Maladaptive adaptation
The core mechanism of MdDS: the brain adapts its vestibular processing to the rhythmic motion of a boat, then fails to readapt to stable ground — leaving a persistent internal sense of rocking.
Motion relief (the MdDS paradox)
The near-paradoxical temporary reduction of MdDS symptoms during re-exposure to passive motion, e.g. while driving. A highly characteristic feature that separates MdDS from PPPD and other dizziness.
Motion-triggered MdDS (MT-MdDS)
The classic subtype following passive motion (cruise, flight, long drive). It tends to have a better prognosis and to respond better to VOR readaptation than the spontaneous form.
Oscillatory self-motion · rocking dizziness
Non-spinning vertigo experienced as continuous rocking, bobbing or swaying — as though still on a boat. The defining symptom of MdDS, distinct from rotational (spinning) vertigo.

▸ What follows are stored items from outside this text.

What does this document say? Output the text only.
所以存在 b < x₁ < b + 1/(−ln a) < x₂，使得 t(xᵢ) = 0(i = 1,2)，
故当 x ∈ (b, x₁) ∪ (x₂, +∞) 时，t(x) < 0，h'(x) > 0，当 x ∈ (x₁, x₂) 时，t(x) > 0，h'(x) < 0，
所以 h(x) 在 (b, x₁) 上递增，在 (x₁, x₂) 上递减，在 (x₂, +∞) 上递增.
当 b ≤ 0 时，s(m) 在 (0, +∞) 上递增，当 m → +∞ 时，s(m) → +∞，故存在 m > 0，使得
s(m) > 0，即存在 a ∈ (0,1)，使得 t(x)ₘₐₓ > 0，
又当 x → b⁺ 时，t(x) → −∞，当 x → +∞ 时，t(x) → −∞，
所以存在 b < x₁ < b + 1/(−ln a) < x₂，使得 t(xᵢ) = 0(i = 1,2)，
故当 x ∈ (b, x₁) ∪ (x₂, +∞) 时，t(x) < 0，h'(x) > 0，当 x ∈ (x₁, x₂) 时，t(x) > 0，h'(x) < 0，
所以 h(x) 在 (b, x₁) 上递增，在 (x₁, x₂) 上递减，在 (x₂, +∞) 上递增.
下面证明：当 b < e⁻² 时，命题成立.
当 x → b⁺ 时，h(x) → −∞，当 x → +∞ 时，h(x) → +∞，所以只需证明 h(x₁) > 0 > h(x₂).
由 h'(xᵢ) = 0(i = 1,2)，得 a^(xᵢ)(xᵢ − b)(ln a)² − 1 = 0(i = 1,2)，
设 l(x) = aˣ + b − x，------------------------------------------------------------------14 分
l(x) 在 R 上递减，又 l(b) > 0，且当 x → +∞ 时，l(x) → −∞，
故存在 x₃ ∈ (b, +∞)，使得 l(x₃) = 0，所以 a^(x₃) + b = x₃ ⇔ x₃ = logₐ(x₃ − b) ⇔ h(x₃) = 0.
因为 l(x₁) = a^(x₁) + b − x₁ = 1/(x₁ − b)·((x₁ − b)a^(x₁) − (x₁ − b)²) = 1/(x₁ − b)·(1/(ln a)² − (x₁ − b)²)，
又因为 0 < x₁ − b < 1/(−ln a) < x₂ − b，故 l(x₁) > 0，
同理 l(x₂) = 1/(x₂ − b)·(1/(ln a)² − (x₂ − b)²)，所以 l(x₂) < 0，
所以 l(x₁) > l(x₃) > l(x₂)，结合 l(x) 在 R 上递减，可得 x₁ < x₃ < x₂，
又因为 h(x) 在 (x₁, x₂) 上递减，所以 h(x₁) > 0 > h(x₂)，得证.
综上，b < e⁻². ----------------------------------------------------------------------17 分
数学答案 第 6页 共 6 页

Persistent postural-perceptual dizziness (PPPD) · PPPD
A chronic functional dizziness worsened by upright posture, motion and complex visual scenes. A key differential — but unlike MdDS it is not relieved by passive motion.
Repetitive transcranial magnetic stimulation (rTMS) · rTMS
Non-invasive cortical neuromodulation, applied over the dorsolateral prefrontal cortex, which has shown symptom reduction in MdDS trials — still investigational.
Spontaneous / non-motion-triggered MdDS
MdDS arising without a clear motion trigger, sometimes after stress or illness. It is more often associated with anxiety and migraine and tends to be more persistent and refractory.
Transient mal de débarquement ('sea legs')
The brief, self-limited after-rocking that most people feel for hours after a voyage. It resolves within 48 hours and is a normal phenomenon — not the syndrome.
Velocity storage
A brainstem–cerebellar mechanism that prolongs and integrates vestibular signals. Maladaptive entrainment of velocity storage to rhythmic boat motion is a leading model for how MdDS arises and persists.
Vestibulo-ocular reflex (VOR) · VOR
The reflex stabilising gaze during head movement. Readaptation of the VOR to roll-while-viewing-moving-stripes is the basis of the Dai treatment protocol for MdDS.
VOR readaptation (Dai protocol)
A treatment in which the patient views full-field moving optokinetic stripes while the head is rolled at the perceived rocking frequency, aiming to re-tune the maladapted vestibular adaptation.